Al consultar en el diccionario de la Real Academia Española sobre la palabra Inmigración, encontramos: Dicho de una persona: Llegar a un país extranjero para radicarse en él.

A raíz de esta definición, afirmar que los estudiosos del imperio romano concluyen que el ejército fue la demostración de la importancia de los inmigrantes en Roma, pues tenían miles en sus filas. Así las cosas, los emperadores que expandieron el imperio, le dieron mucha importancia a estos como medio para lograrlo. De hecho, los emperadores que les dieron mayor importancia a los inmigrantes que llegaban a Roma buscando mejores oportunidades como fuerza laboral y militar, fueron los más exitosos en el objetivo de que el imperio prosperara y creciera.

Ahora bien, aunque entre el 300 a. C y el 200 d. C miles de ellos llegaron como esclavos a Roma, otros lo hicieron por voluntad propia buscando fortuna, fuerza laboral, relaciones personales, arraigo o vivir en comunidad.

Por otra parte, durante el siglo XIX y posteriores, muchos europeos y árabes se vinieron hacia América a buscar oportunidades o mejor futuro. A nuestro país entraron por la Costa Atlántica: turcos, libaneses, alemanes, franceses, italianos, chinos, japoneses, judíos y españoles que incursionaron en muchos sectores de la economía, se mezclaron genéticamente, crearon empresa, trajeron su gastronomía y su cultura.

Debido a la cantidad tan abrumadora de libaneses -llamados “turcos” por los nativos que llegaron y se instalaron en los departamentos de Sucre, Córdoba y Atlántico, David Sánchez Juliao, les hace un homenaje afirmando que a don Abraham –un amable turco que llegó a Sucre– le hacen una entrevista en una emisora local después de muchos años de vivir en Colombia, ¿De qué parte del Líbano es usted?- ¡¡De Lorica!! Respondió don Abraham. Concretamente, hoy la cultura libanesa hace parte de toda la Costa Atlántica.

Hoy no es un secreto debido a lo que estamos viviendo con los hermanos venezolanos que los inmigrantes impactan en todo el territorio colombiano.
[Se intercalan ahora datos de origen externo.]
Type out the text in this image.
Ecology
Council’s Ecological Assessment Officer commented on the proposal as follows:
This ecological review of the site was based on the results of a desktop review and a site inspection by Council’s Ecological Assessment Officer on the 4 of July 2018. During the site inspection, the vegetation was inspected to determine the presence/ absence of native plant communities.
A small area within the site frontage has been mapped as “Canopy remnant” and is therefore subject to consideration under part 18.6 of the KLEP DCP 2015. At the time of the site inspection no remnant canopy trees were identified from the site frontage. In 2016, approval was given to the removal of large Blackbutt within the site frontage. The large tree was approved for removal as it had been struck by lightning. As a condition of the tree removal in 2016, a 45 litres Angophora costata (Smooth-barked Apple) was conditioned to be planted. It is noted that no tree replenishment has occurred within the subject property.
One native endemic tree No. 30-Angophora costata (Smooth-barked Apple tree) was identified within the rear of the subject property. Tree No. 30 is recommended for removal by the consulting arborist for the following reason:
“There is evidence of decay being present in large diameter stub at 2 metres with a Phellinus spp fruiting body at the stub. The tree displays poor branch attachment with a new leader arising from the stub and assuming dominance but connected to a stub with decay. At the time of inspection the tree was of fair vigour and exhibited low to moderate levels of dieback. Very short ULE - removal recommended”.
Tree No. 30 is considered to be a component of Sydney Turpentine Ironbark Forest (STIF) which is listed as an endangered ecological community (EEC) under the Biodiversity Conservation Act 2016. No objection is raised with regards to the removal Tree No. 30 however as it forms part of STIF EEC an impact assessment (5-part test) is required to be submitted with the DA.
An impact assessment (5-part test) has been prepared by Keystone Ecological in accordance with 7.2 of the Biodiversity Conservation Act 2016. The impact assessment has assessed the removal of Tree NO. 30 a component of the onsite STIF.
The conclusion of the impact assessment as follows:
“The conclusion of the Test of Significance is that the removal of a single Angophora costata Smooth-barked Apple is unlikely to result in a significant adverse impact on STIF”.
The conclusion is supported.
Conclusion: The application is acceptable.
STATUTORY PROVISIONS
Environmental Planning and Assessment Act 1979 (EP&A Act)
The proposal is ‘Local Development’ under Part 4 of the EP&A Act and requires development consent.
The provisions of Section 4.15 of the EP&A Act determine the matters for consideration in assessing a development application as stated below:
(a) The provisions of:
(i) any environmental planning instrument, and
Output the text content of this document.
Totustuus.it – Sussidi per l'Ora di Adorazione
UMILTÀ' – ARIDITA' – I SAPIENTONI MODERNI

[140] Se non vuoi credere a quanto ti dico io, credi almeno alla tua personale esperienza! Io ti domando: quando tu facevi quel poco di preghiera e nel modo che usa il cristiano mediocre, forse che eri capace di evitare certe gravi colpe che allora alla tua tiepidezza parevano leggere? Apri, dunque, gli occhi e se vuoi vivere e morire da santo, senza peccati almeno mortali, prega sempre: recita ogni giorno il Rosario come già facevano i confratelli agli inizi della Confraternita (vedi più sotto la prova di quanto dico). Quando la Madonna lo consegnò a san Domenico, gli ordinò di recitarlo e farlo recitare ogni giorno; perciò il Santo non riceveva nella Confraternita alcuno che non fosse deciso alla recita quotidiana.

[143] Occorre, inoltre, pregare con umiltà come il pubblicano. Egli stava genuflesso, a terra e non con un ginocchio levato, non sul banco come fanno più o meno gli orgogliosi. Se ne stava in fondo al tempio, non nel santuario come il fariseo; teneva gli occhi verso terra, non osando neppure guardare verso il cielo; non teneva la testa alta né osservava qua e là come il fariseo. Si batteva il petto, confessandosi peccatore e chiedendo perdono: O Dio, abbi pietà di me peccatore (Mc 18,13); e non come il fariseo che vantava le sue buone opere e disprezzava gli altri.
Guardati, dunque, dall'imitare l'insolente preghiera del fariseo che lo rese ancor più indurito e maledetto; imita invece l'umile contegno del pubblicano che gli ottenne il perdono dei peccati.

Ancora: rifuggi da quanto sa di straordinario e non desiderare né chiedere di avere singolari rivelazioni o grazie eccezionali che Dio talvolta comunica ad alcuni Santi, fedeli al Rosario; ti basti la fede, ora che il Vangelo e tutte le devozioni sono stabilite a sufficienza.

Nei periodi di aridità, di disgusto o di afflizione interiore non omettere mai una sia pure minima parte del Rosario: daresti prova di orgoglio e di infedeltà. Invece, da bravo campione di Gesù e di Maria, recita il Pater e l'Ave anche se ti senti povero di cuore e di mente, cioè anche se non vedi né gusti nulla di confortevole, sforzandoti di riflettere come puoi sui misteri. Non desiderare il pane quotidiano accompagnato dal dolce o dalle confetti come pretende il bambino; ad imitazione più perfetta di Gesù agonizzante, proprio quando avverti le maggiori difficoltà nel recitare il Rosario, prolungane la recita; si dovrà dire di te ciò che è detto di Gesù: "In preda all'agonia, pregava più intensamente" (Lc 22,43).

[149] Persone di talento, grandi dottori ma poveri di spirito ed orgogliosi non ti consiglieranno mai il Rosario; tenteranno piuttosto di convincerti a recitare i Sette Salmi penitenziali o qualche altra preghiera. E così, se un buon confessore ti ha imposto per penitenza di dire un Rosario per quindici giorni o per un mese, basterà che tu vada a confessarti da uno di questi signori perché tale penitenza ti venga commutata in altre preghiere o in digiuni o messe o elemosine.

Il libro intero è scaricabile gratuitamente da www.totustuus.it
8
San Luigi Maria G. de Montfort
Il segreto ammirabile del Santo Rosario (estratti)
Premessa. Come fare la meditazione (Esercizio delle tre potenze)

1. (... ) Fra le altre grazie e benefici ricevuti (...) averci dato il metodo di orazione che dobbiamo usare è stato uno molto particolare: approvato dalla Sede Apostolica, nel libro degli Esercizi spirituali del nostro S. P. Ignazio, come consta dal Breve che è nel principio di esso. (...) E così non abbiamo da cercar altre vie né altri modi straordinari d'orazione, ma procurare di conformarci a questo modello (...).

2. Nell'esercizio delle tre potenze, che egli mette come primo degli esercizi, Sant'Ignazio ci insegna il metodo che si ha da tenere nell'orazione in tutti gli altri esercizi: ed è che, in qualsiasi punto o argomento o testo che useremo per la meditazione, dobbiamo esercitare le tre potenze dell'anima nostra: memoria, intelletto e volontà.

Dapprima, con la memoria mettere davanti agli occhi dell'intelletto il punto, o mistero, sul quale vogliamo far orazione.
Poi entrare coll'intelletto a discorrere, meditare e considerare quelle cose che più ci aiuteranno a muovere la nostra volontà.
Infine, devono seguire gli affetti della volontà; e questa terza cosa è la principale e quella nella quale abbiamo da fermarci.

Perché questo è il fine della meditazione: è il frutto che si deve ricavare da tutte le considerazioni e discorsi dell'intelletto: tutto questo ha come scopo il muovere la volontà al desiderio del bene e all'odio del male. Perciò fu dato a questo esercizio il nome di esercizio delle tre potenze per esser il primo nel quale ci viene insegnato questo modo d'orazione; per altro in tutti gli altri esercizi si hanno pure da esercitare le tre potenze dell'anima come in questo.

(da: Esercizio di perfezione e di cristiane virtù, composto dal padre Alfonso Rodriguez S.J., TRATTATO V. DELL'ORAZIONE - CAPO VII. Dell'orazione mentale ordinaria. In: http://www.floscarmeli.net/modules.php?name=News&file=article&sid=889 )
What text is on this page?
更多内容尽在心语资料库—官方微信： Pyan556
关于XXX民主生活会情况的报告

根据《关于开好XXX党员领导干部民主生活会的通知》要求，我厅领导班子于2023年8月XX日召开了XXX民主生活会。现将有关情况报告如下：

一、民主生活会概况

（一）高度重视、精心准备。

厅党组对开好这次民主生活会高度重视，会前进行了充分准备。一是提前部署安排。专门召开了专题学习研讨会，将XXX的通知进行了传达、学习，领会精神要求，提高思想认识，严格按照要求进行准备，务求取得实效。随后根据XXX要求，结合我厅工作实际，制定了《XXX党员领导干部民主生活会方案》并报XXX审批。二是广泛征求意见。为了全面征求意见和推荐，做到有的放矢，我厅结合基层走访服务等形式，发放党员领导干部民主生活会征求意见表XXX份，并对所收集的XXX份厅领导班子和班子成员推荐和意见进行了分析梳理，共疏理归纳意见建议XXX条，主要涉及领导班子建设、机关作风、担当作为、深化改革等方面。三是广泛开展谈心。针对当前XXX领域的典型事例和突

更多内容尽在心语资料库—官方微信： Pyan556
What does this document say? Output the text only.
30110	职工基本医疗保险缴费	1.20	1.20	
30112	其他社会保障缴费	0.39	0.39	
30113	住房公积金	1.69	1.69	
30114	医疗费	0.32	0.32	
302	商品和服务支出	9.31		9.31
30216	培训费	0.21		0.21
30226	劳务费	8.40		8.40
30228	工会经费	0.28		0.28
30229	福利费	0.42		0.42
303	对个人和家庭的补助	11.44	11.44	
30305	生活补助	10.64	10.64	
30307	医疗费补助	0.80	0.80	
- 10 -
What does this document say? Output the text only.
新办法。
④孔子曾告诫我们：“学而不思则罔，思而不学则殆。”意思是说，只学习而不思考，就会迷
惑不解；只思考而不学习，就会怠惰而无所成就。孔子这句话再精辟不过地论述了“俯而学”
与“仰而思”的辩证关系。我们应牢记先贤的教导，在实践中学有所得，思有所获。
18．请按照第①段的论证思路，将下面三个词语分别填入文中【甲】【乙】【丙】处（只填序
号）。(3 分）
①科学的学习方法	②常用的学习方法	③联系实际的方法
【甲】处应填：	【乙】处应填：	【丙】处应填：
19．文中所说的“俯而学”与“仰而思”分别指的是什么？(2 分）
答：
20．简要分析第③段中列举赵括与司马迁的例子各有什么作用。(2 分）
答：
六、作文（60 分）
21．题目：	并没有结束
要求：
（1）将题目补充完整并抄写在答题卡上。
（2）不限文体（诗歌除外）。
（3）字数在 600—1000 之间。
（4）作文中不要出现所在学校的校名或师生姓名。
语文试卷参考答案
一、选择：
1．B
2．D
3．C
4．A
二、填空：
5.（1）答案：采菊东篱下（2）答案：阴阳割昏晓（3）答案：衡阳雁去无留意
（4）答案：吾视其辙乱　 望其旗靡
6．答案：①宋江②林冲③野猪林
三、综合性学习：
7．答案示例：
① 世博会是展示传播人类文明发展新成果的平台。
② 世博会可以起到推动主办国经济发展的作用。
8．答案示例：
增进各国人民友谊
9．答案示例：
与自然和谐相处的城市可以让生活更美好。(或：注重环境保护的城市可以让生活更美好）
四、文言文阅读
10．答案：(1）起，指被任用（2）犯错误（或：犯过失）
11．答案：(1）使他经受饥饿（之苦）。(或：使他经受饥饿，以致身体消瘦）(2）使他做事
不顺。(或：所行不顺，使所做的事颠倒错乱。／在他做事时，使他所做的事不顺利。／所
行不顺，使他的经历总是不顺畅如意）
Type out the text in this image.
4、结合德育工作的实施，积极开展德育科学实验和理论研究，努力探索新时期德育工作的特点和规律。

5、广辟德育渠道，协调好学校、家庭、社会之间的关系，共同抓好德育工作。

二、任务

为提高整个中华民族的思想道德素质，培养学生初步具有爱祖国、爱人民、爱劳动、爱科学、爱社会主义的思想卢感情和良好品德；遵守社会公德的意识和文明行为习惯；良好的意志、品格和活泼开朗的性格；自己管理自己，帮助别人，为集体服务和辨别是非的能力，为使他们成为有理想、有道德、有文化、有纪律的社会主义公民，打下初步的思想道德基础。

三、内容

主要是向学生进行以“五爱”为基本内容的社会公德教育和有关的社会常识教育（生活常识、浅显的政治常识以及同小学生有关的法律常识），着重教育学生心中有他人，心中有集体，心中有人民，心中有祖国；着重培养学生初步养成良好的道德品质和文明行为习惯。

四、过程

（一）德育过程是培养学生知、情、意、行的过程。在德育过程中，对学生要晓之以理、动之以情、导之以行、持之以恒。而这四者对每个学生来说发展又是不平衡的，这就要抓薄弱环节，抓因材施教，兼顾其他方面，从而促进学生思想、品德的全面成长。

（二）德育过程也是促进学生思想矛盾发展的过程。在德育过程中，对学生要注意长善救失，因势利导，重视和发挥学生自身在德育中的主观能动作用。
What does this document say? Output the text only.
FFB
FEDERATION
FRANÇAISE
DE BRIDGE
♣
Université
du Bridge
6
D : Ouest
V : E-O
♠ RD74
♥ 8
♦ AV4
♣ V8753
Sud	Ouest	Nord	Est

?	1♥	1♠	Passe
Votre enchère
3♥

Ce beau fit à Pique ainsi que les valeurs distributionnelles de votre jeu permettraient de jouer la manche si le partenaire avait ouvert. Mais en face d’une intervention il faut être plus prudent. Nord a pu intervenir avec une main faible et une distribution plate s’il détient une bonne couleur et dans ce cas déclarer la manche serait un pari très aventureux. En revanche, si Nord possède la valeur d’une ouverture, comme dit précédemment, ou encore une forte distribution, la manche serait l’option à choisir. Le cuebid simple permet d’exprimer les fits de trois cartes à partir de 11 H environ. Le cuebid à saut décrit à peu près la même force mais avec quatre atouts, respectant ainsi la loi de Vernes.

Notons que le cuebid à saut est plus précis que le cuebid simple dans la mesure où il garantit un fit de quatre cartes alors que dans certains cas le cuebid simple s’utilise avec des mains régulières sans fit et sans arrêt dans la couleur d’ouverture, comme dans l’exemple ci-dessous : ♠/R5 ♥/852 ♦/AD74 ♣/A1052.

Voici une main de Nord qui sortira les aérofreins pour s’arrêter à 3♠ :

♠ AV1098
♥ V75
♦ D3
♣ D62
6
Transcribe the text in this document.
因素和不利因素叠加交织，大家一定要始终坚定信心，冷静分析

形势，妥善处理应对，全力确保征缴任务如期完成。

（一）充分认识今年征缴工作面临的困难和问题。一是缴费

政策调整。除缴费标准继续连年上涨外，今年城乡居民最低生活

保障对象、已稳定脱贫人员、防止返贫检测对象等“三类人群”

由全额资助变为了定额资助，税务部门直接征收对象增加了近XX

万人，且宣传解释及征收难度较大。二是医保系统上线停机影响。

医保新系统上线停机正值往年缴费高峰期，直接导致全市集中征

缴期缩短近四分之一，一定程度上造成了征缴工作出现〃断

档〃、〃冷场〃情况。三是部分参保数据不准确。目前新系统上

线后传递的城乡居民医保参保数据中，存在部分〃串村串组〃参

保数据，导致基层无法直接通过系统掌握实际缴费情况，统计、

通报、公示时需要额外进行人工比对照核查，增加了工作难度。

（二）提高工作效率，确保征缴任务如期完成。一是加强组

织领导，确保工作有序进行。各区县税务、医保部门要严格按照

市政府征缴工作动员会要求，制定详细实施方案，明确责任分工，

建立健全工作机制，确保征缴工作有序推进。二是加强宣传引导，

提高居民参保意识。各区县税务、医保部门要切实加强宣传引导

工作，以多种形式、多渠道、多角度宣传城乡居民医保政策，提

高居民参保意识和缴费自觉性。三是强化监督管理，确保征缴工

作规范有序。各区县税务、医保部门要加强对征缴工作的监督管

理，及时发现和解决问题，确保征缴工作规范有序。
Por eso Alexandra Castro Franco, abogada egresada de la Universidad Externado de Colombia, con maestría en Derechos Humanos y Derecho Internacional Humanitario, afirma en su libro ‘La gobernanza internacional de las migraciones: de la gestión migratoria a la protección de los migrantes’, que los migrantes producen efectos en los países de destino más cuando son intensas, masivas y que no dan tiempo para asimilarlas. Del primer efecto se puede afirmar que implica cambio en las estructuras sociales y culturales de las sociedades de destino pues la mezcla de culturas y tradiciones tiene un impacto en las ideas de identidad nacional, de pertenencia a una nación y sus costumbres. Del segundo, afirma que las sociedades de destino, tradicionalmente apegadas a unos principios, valores, costumbres, a una historia y a sus tradiciones comunes, ven cambios en su panorama frente a la llegada de extranjeros.

Así mismo, el tercer efecto, hace referencia la autora a que las migraciones impactan el mercado laboral pues pueden ocupar un lugar que debe estar destinado a los nacionales. Igualmente, las migraciones implican un costo financiero para los países de destino que se genera con el acceso de los inmigrantes a los servicios sociales como la educación y salud.  Para concluir, cómo los inmigrantes cambiaron y le dieron vida a Roma, puede ocurrir que nuestros hermanos venezolanos aporten a nuestro país. Pero no olvidemos que en el antiguo imperio los inmigrantes tuvieron que respetar las costumbres romanas.